Ensemble MSDs were calculated from positional coordinates as previously described [90]. In free diffusion, the MSDs [r²(t)] for 3D tracks are linearly related to time (t) and diffusion coefficient (D) by the formula r²(t) = 6Dt. The MSDs for 2D tracks are linearly related to time and diffusion coefficient by the formula r²(t) = 4Dt. The diffusion coefficients were calculated using the first four time lags.

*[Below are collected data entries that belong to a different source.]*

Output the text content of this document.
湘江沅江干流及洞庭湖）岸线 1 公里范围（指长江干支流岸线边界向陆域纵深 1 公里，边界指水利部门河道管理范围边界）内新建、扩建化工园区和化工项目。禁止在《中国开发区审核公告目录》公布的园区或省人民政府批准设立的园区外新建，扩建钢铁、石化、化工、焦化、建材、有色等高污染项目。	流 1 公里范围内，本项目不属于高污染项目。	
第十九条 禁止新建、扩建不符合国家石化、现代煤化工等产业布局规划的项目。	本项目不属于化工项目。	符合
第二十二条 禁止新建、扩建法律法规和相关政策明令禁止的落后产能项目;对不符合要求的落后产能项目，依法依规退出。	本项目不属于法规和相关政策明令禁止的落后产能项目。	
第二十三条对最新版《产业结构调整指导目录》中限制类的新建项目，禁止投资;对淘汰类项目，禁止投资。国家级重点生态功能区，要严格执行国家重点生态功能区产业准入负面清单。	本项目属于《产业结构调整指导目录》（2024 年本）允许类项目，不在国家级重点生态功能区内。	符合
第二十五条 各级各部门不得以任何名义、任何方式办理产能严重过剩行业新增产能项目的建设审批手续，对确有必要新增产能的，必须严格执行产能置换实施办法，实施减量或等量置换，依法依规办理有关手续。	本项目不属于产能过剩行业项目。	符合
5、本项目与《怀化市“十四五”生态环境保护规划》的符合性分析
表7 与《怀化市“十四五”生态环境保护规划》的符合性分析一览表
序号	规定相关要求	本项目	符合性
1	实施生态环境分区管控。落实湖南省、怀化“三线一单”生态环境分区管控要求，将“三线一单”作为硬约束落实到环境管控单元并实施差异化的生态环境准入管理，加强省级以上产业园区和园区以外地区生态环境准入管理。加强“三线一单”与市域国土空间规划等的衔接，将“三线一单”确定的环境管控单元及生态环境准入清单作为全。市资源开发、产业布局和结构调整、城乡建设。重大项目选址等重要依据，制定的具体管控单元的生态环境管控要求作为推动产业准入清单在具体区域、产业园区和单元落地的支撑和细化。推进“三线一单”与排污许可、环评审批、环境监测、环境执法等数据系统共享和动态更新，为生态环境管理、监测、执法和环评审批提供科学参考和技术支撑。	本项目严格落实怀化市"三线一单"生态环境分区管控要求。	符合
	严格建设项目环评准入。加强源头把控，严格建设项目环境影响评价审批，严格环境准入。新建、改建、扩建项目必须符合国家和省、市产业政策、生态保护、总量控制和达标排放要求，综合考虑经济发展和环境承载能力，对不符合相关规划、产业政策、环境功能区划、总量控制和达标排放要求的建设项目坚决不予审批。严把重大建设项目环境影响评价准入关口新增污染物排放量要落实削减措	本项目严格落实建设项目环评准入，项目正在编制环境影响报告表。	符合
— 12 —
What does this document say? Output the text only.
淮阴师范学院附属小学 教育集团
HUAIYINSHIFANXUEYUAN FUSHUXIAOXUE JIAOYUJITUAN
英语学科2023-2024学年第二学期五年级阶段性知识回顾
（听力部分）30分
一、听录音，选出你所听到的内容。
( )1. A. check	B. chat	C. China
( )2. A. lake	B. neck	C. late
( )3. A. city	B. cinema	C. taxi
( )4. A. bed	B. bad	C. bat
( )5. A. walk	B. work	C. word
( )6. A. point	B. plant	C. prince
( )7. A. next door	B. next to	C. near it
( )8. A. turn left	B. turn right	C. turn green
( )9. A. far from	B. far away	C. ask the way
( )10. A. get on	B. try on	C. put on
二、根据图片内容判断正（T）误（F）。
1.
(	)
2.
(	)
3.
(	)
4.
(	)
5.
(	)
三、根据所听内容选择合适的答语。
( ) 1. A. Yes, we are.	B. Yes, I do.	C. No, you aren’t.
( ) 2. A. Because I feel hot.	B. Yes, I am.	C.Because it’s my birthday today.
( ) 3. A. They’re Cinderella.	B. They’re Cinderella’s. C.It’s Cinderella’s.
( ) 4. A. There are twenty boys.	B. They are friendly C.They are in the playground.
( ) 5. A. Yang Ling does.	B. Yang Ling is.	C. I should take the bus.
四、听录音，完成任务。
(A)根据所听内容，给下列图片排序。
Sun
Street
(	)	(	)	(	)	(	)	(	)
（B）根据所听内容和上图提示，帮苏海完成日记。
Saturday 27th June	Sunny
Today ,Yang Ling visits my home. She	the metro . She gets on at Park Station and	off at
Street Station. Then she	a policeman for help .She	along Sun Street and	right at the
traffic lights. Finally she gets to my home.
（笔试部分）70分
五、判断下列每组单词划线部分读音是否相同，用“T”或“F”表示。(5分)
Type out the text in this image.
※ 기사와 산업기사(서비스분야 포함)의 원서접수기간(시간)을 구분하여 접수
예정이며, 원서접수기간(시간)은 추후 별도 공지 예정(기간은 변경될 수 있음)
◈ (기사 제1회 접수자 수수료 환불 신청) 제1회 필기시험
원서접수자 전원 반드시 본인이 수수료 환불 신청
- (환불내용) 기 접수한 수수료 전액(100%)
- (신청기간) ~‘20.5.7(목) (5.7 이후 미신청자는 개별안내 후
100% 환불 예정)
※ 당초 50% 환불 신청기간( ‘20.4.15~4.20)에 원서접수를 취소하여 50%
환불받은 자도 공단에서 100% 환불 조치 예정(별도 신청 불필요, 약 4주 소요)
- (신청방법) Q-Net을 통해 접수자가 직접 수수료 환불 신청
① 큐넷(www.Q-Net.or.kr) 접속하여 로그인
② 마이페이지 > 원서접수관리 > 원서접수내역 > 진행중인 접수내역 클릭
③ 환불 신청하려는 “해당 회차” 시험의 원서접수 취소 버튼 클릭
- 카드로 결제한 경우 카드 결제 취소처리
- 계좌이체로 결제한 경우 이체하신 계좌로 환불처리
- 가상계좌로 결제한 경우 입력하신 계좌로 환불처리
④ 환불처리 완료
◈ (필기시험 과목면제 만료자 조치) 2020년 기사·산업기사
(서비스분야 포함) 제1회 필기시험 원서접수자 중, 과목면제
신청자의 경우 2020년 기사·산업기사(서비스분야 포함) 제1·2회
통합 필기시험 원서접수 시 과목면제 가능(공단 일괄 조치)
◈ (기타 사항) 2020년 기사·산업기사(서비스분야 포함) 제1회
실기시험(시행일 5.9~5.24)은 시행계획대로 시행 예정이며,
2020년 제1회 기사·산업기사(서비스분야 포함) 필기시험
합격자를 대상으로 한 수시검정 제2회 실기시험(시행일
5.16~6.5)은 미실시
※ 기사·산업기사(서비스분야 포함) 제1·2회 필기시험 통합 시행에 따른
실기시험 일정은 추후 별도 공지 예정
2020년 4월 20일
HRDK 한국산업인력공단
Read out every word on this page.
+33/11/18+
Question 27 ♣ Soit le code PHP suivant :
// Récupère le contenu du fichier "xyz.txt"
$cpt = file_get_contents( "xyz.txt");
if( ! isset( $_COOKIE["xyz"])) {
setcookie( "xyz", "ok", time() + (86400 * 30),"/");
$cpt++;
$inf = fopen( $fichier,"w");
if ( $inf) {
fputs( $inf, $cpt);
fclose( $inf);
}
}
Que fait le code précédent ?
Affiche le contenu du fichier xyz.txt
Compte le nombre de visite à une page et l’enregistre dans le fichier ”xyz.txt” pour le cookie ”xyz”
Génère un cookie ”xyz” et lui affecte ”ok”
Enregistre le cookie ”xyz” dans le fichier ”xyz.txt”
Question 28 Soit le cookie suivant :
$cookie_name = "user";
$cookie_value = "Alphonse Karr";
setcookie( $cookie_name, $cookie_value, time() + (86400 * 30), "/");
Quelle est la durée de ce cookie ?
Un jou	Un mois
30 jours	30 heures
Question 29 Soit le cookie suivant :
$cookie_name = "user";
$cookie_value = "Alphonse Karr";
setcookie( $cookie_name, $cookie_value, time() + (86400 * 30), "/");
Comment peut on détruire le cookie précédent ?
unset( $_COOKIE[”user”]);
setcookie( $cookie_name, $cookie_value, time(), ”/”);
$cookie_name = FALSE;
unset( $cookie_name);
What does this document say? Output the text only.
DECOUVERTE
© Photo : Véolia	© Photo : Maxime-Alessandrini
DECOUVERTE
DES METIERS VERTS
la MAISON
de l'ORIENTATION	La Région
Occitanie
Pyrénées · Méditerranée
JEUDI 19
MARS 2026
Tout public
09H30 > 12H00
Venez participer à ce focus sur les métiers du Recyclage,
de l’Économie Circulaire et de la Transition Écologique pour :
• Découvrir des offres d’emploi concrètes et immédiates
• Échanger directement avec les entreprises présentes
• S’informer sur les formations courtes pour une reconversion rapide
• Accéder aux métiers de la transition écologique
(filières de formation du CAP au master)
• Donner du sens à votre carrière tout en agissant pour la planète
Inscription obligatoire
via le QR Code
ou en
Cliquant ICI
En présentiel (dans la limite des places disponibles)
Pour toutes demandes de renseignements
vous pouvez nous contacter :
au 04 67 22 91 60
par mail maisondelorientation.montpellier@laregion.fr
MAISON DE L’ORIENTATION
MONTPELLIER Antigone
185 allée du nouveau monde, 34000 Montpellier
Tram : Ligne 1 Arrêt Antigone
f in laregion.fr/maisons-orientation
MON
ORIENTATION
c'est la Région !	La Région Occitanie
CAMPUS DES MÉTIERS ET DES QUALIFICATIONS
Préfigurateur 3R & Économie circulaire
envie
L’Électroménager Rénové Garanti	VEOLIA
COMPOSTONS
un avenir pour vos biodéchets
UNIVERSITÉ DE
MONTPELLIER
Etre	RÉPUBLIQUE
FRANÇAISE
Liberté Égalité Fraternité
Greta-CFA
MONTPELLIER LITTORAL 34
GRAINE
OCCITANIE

Determination of distance between NE and nuclear PICs

The nuclear penetration distance of the HIV-1 complexes imported into the nuclei was determined using a custom-written MATLAB program. A mask of the movement-corrected nucleus (POM121-mCherry images; described above) was created for each time-point. Then, a series a 2-pixel wide (0.32 μm) concentric rings were created; the particle positions (as determined by 3D single-particle tracking) were used to determine the colocalization with the nuclear rings (S3C Fig). For each HIV-1 complex that we observed enter the nucleus, the average nuclear penetration distance (calculated by averaging the nuclear penetration distance for all frames in which the HIV-1 complex was located in the nucleus), maximum nuclear penetration distance, average distance from the nuclear point of entry (calculated by averaging the distances between each of the positions of the HIV-1 complex inside the nucleus and the position of the HIV-1 complex on the NE one frame before nuclear import), maximum distance from the nuclear point of entry, observation time at the nuclear envelope and inside the nucleus, time of NE association (relative to time of infection), and time of nuclear import (relative to time of infection) were determined.